AUTHOR=Guan Renguo , Yu Chengyou , Li Shaohua , Mei Jie , Wei Wei , Guo Rongping
TITLE=A preliminary study on drug switching strategy for second-line therapy after combination treatment of tyrosine kinase inhibitors and immune checkpoint inhibitors for unresectable hepatocellular carcinoma
JOURNAL=Frontiers in Pharmacology
VOLUME=13
YEAR=2022
URL=https://www.frontiersin.org/journals/pharmacology/articles/10.3389/fphar.2022.998534
DOI=10.3389/fphar.2022.998534
ISSN=1663-9812
ABSTRACT=
Background: Combination treatment with tyrosine kinase inhibitors (TKIs) and immune checkpoint inhibitors (ICIs) has been widely used in patients with unresectable hepatocellular carcinoma (uHCC).
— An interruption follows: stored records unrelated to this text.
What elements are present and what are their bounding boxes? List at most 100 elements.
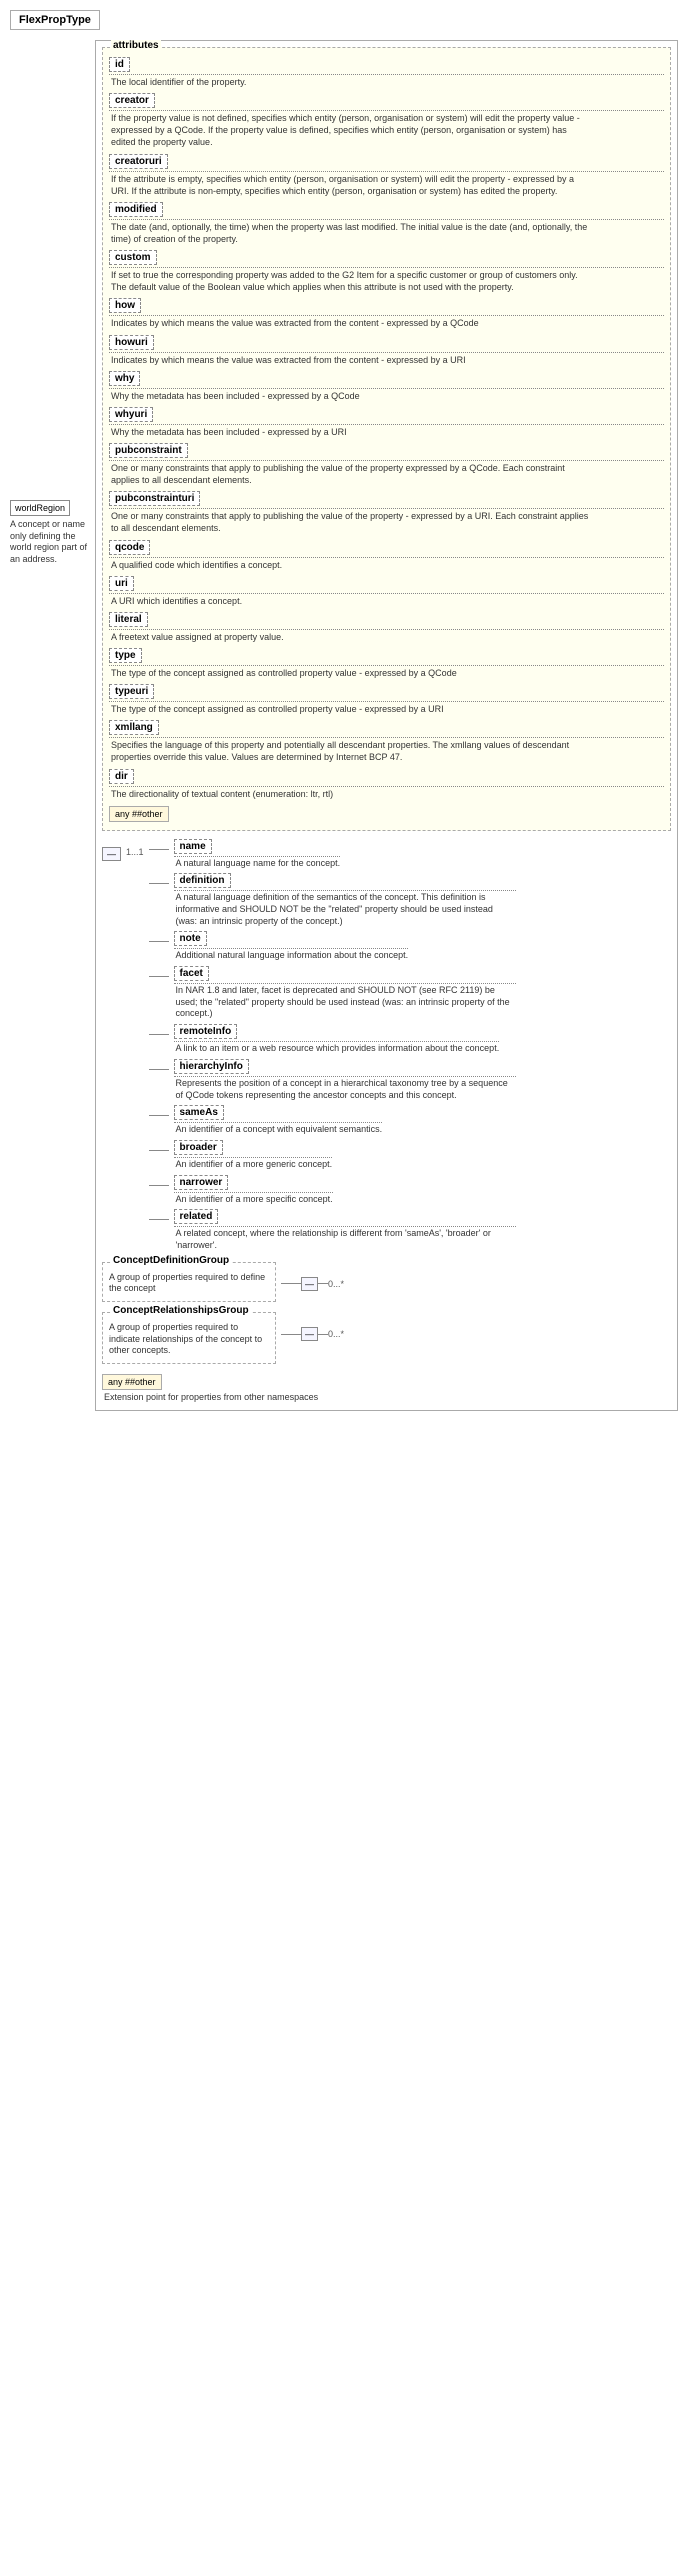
group-connector-ConceptDefinitionGroup [281,1283,301,1284]
connector-note [149,941,169,942]
connector-broader [149,1150,169,1151]
group-title-ConceptRelationshipsGroup: ConceptRelationshipsGroup [111,1305,251,1316]
attributes-section: attributes id The local identifier of th… [102,47,671,831]
attr-item-literal: literal A freetext value assigned at pro… [109,612,664,643]
element-name-remoteInfo: remoteInfo [174,1024,238,1039]
attr-name-dir: dir [109,769,134,784]
right-elements-section: — 1...1 name A natural language name for… [102,839,671,1252]
attr-name-creatoruri: creatoruri [109,154,168,169]
connector-facet [149,976,169,977]
element-desc-note: Additional natural language information … [176,950,409,962]
world-region-side: worldRegion A concept or name only defin… [10,500,95,566]
bottom-any-other-desc: Extension point for properties from othe… [104,1392,671,1402]
world-region-label: worldRegion [15,503,65,513]
right-element-note: note Additional natural language informa… [149,931,516,962]
attr-item-whyuri: whyuri Why the metadata has been include… [109,407,664,438]
element-name-related: related [174,1209,219,1224]
connector-hierarchyInfo [149,1069,169,1070]
connector-related [149,1219,169,1220]
element-name-name: name [174,839,212,854]
attr-desc-how: Indicates by which means the value was e… [111,317,591,329]
attr-item-xmllang: xmllang Specifies the language of this p… [109,720,664,763]
group-seq-ConceptDefinitionGroup: — [301,1277,318,1291]
right-element-hierarchyInfo: hierarchyInfo Represents the position of… [149,1059,516,1101]
attr-name-typeuri: typeuri [109,684,154,699]
element-desc-remoteInfo: A link to an item or a web resource whic… [176,1043,500,1055]
group-ConceptDefinitionGroup: ConceptDefinitionGroup A group of proper… [102,1262,671,1302]
attr-desc-modified: The date (and, optionally, the time) whe… [111,221,591,245]
attr-name-qcode: qcode [109,540,150,555]
right-element-name: name A natural language name for the con… [149,839,516,870]
group-ConceptRelationshipsGroup: ConceptRelationshipsGroup A group of pro… [102,1312,671,1364]
element-desc-definition: A natural language definition of the sem… [176,892,516,927]
element-desc-related: A related concept, where the relationshi… [176,1228,516,1251]
attr-name-pubconstraint: pubconstraint [109,443,188,458]
group-seq-ConceptRelationshipsGroup: — [301,1327,318,1341]
element-desc-facet: In NAR 1.8 and later, facet is deprecate… [176,985,516,1020]
right-element-broader: broader An identifier of a more generic … [149,1140,516,1171]
diagram-title: FlexPropType [10,10,100,30]
attr-item-custom: custom If set to true the corresponding … [109,250,664,293]
attr-desc-typeuri: The type of the concept assigned as cont… [111,703,591,715]
connector-remoteInfo [149,1034,169,1035]
right-element-sameAs: sameAs An identifier of a concept with e… [149,1105,516,1136]
attr-desc-literal: A freetext value assigned at property va… [111,631,591,643]
attr-name-uri: uri [109,576,134,591]
attr-name-literal: literal [109,612,148,627]
world-region-desc: A concept or name only defining the worl… [10,519,90,566]
attr-name-whyuri: whyuri [109,407,153,422]
attr-desc-custom: If set to true the corresponding propert… [111,269,591,293]
connector-narrower [149,1185,169,1186]
attr-item-why: why Why the metadata has been included -… [109,371,664,402]
attr-name-modified: modified [109,202,163,217]
group-desc-ConceptDefinitionGroup: A group of properties required to define… [109,1272,269,1295]
attr-item-dir: dir The directionality of textual conten… [109,769,664,800]
attr-desc-uri: A URI which identifies a concept. [111,595,591,607]
attr-name-custom: custom [109,250,157,265]
bottom-any-other: any ##other Extension point for properti… [102,1374,671,1402]
attr-item-how: how Indicates by which means the value w… [109,298,664,329]
connector-sameAs [149,1115,169,1116]
attr-item-typeuri: typeuri The type of the concept assigned… [109,684,664,715]
attr-name-id: id [109,57,130,72]
attributes-list: id The local identifier of the property.… [109,57,664,800]
group-title-ConceptDefinitionGroup: ConceptDefinitionGroup [111,1255,231,1266]
groups-container: ConceptDefinitionGroup A group of proper… [102,1262,671,1364]
element-desc-narrower: An identifier of a more specific concept… [176,1194,333,1206]
attr-item-type: type The type of the concept assigned as… [109,648,664,679]
bottom-any-other-label: any ##other [102,1374,162,1390]
attr-desc-pubconstrainturi: One or many constraints that apply to pu… [111,510,591,534]
right-element-related: related A related concept, where the rel… [149,1209,516,1251]
attr-desc-howuri: Indicates by which means the value was e… [111,354,591,366]
attr-name-howuri: howuri [109,335,154,350]
group-box-ConceptRelationshipsGroup: ConceptRelationshipsGroup A group of pro… [102,1312,276,1364]
any-other-label: any ##other [109,806,169,822]
seq-marker-1: — [102,847,121,861]
attr-desc-dir: The directionality of textual content (e… [111,788,591,800]
attr-desc-type: The type of the concept assigned as cont… [111,667,591,679]
attr-desc-creatoruri: If the attribute is empty, specifies whi… [111,173,591,197]
attr-desc-creator: If the property value is not defined, sp… [111,112,591,148]
group-mult-ConceptRelationshipsGroup: 0...* [328,1329,344,1339]
attr-item-creator: creator If the property value is not def… [109,93,664,148]
element-name-hierarchyInfo: hierarchyInfo [174,1059,249,1074]
element-name-broader: broader [174,1140,223,1155]
attributes-title: attributes [111,40,161,51]
group-mult-ConceptDefinitionGroup: 0...* [328,1279,344,1289]
attr-name-why: why [109,371,140,386]
main-content-box: attributes id The local identifier of th… [95,40,678,1411]
element-desc-hierarchyInfo: Represents the position of a concept in … [176,1078,516,1101]
element-desc-sameAs: An identifier of a concept with equivale… [176,1124,383,1136]
attr-name-pubconstrainturi: pubconstrainturi [109,491,200,506]
element-desc-broader: An identifier of a more generic concept. [176,1159,333,1171]
connector-definition [149,883,169,884]
attr-item-modified: modified The date (and, optionally, the … [109,202,664,245]
attr-desc-xmllang: Specifies the language of this property … [111,739,591,763]
attr-item-pubconstraint: pubconstraint One or many constraints th… [109,443,664,486]
attr-item-qcode: qcode A qualified code which identifies … [109,540,664,571]
attr-item-pubconstrainturi: pubconstrainturi One or many constraints… [109,491,664,534]
multiplicity-1: 1...1 [126,847,144,857]
attr-desc-id: The local identifier of the property. [111,76,591,88]
element-desc-name: A natural language name for the concept. [176,858,341,870]
attr-item-howuri: howuri Indicates by which means the valu… [109,335,664,366]
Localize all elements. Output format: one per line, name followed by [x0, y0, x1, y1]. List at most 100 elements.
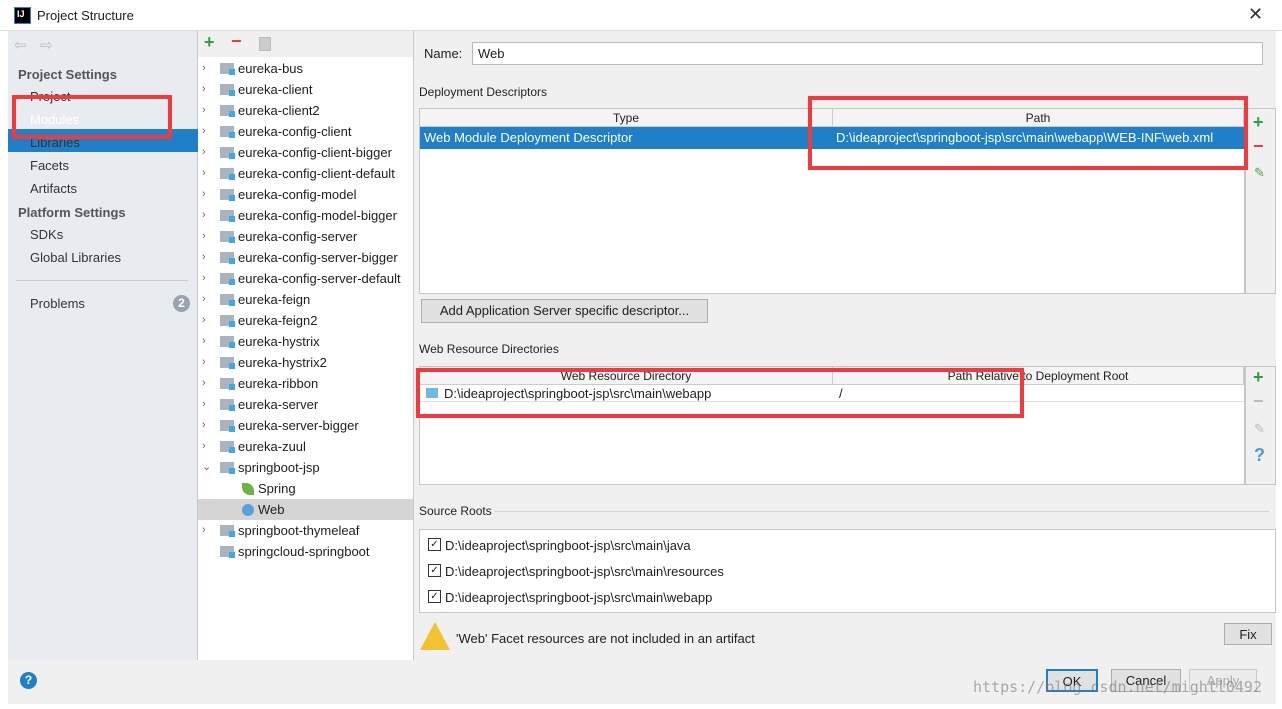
source-root-item[interactable]: ✓ D:\ideaproject\springboot-jsp\src\main\… — [420, 562, 1020, 580]
chevron-right-icon[interactable]: › — [202, 415, 206, 436]
tree-item-module[interactable]: › eureka-feign — [198, 289, 413, 310]
fix-button[interactable]: Fix — [1224, 623, 1272, 645]
tree-item-module[interactable]: › eureka-feign2 — [198, 310, 413, 331]
chevron-right-icon[interactable]: › — [202, 352, 206, 373]
tree-item-module[interactable]: › eureka-config-client — [198, 121, 413, 142]
module-name: eureka-config-server — [238, 229, 358, 244]
tree-item-module[interactable]: › eureka-config-server — [198, 226, 413, 247]
edit-descriptor-icon[interactable]: ✎ — [1254, 165, 1265, 181]
tree-item-module[interactable]: › eureka-config-server-bigger — [198, 247, 413, 268]
module-folder-icon — [220, 462, 235, 474]
tree-item-module[interactable]: › eureka-hystrix — [198, 331, 413, 352]
module-folder-icon — [220, 63, 235, 75]
module-folder-icon — [220, 357, 235, 369]
sidebar-item-sdks[interactable]: SDKs — [30, 227, 63, 242]
tree-item-module[interactable]: › eureka-config-model — [198, 184, 413, 205]
tree-item-module[interactable]: › eureka-config-model-bigger — [198, 205, 413, 226]
tree-item-module[interactable]: › eureka-config-client-default — [198, 163, 413, 184]
checkbox-checked-icon[interactable]: ✓ — [428, 564, 441, 577]
tree-item-module[interactable]: › eureka-bus — [198, 58, 413, 79]
column-type[interactable]: Type — [420, 109, 833, 127]
sidebar-item-facets[interactable]: Facets — [30, 158, 69, 173]
module-name: eureka-client — [238, 82, 313, 97]
sidebar-item-artifacts[interactable]: Artifacts — [30, 181, 77, 196]
tree-item-module[interactable]: › eureka-client — [198, 79, 413, 100]
source-root-path: D:\ideaproject\springboot-jsp\src\main\w… — [445, 590, 713, 605]
module-folder-icon — [220, 210, 235, 222]
tree-item-module[interactable]: › eureka-config-server-default — [198, 268, 413, 289]
module-name: eureka-config-model-bigger — [238, 208, 397, 223]
chevron-down-icon[interactable]: ⌄ — [202, 457, 211, 478]
tree-item-module[interactable]: › eureka-ribbon — [198, 373, 413, 394]
module-name: eureka-client2 — [238, 103, 320, 118]
tree-item-module[interactable]: › eureka-hystrix2 — [198, 352, 413, 373]
chevron-right-icon[interactable]: › — [202, 436, 206, 457]
forward-arrow-icon[interactable]: ⇨ — [40, 36, 53, 54]
sidebar-item-global-libraries[interactable]: Global Libraries — [30, 250, 121, 265]
module-folder-icon — [220, 525, 235, 537]
chevron-right-icon[interactable]: › — [202, 310, 206, 331]
settings-sidebar: ⇦ ⇨ Project Settings Project Modules Lib… — [8, 31, 198, 660]
remove-descriptor-icon[interactable]: − — [1253, 136, 1264, 157]
module-folder-icon — [220, 399, 235, 411]
help-icon[interactable]: ? — [1254, 445, 1265, 466]
title-bar: IJ Project Structure ✕ — [0, 0, 1282, 31]
tree-item-module[interactable]: springcloud-springboot — [198, 541, 413, 562]
source-roots-heading: Source Roots — [419, 504, 492, 518]
tree-item-module[interactable]: › eureka-client2 — [198, 100, 413, 121]
help-button[interactable]: ? — [20, 672, 37, 689]
sidebar-item-problems[interactable]: Problems — [30, 296, 85, 311]
chevron-right-icon[interactable]: › — [202, 184, 206, 205]
add-resource-icon[interactable]: + — [1253, 367, 1264, 388]
highlight-box-path — [808, 96, 1248, 170]
source-root-path: D:\ideaproject\springboot-jsp\src\main\j… — [445, 538, 691, 553]
chevron-right-icon[interactable]: › — [202, 121, 206, 142]
name-input[interactable]: Web — [472, 42, 1263, 65]
chevron-right-icon[interactable]: › — [202, 226, 206, 247]
chevron-right-icon[interactable]: › — [202, 142, 206, 163]
copy-icon[interactable] — [259, 37, 271, 51]
tree-item-facet[interactable]: Web — [198, 499, 413, 520]
tree-item-module[interactable]: ⌄ springboot-jsp — [198, 457, 413, 478]
facet-name: Spring — [258, 481, 296, 496]
chevron-right-icon[interactable]: › — [202, 289, 206, 310]
module-folder-icon — [220, 84, 235, 96]
source-root-item[interactable]: ✓ D:\ideaproject\springboot-jsp\src\main\… — [420, 536, 1020, 554]
tree-item-module[interactable]: › eureka-server — [198, 394, 413, 415]
module-folder-icon — [220, 147, 235, 159]
add-server-descriptor-button[interactable]: Add Application Server specific descript… — [421, 299, 708, 323]
checkbox-checked-icon[interactable]: ✓ — [428, 590, 441, 603]
source-root-item[interactable]: ✓ D:\ideaproject\springboot-jsp\src\main\… — [420, 588, 1020, 606]
chevron-right-icon[interactable]: › — [202, 205, 206, 226]
chevron-right-icon[interactable]: › — [202, 268, 206, 289]
module-tree: + − › eureka-bus › eureka-client › eureka-cli… — [198, 31, 414, 660]
module-name: eureka-feign2 — [238, 313, 318, 328]
chevron-right-icon[interactable]: › — [202, 331, 206, 352]
chevron-right-icon[interactable]: › — [202, 58, 206, 79]
tree-item-module[interactable]: › springboot-thymeleaf — [198, 520, 413, 541]
back-arrow-icon[interactable]: ⇦ — [14, 36, 27, 54]
add-descriptor-icon[interactable]: + — [1253, 112, 1264, 133]
tree-item-module[interactable]: › eureka-zuul — [198, 436, 413, 457]
edit-resource-icon[interactable]: ✎ — [1254, 421, 1265, 437]
tree-item-module[interactable]: › eureka-server-bigger — [198, 415, 413, 436]
chevron-right-icon[interactable]: › — [202, 79, 206, 100]
tree-item-facet[interactable]: Spring — [198, 478, 413, 499]
add-icon[interactable]: + — [204, 32, 215, 53]
chevron-right-icon[interactable]: › — [202, 394, 206, 415]
close-icon[interactable]: ✕ — [1248, 4, 1263, 25]
module-folder-icon — [220, 189, 235, 201]
module-folder-icon — [220, 441, 235, 453]
remove-resource-icon[interactable]: − — [1253, 391, 1264, 412]
remove-icon[interactable]: − — [231, 31, 242, 52]
chevron-right-icon[interactable]: › — [202, 373, 206, 394]
chevron-right-icon[interactable]: › — [202, 247, 206, 268]
tree-item-module[interactable]: › eureka-config-client-bigger — [198, 142, 413, 163]
chevron-right-icon[interactable]: › — [202, 520, 206, 541]
checkbox-checked-icon[interactable]: ✓ — [428, 538, 441, 551]
module-name: eureka-config-model — [238, 187, 357, 202]
chevron-right-icon[interactable]: › — [202, 163, 206, 184]
module-name: springboot-jsp — [238, 460, 320, 475]
module-name: eureka-feign — [238, 292, 311, 307]
chevron-right-icon[interactable]: › — [202, 100, 206, 121]
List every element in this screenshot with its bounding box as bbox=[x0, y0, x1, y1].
As no standard guidelines exist for second-line therapy after failure of combination treatment, this study aimed to determine a better drug-switching strategy.
Methods: A total of 785 patients with uHCC who initially received a combination treatment of TKIs and ICIs between January 2017 and December 2021 at our center were screened. After applying the inclusion and exclusion criteria, a total of 102 patients were included in the study. Based on drug switching strategy, patients were divided into a single drug-switching group (A group, n = 49) and a double drug-switching group (B group, n = 53). The comparative effectiveness between groups A and B was assessed based on treatment response and survival time. Second progression-free survival (SPFS) and overall survival (OS) were compared using the Kaplan-Meier method and log-rank test.
Results: Compared to group B, group A had a higher overall response rate (16.3% vs. 3.8%; p = 0.0392) and disease control rate (61.2% vs. 49.1%; p = 0.238). The median SPFS in group A was longer than that in group B (5.47 vs. 3.8 months; HR = 1.70, p = 0.0176). In the second-line therapy, the inclusion of lenvatinib resulted in a better SPFS than other TKI treatments (5.53 vs. 2.83 months, p = 0.0038).
Conclusion: After the failure of the combination treatment of TKIs and ICIs, single-drug switching significantly prolonged median SPFS in uHCC patients, and retaining lenvatinib resulted in the survival benefit of single-drug switching.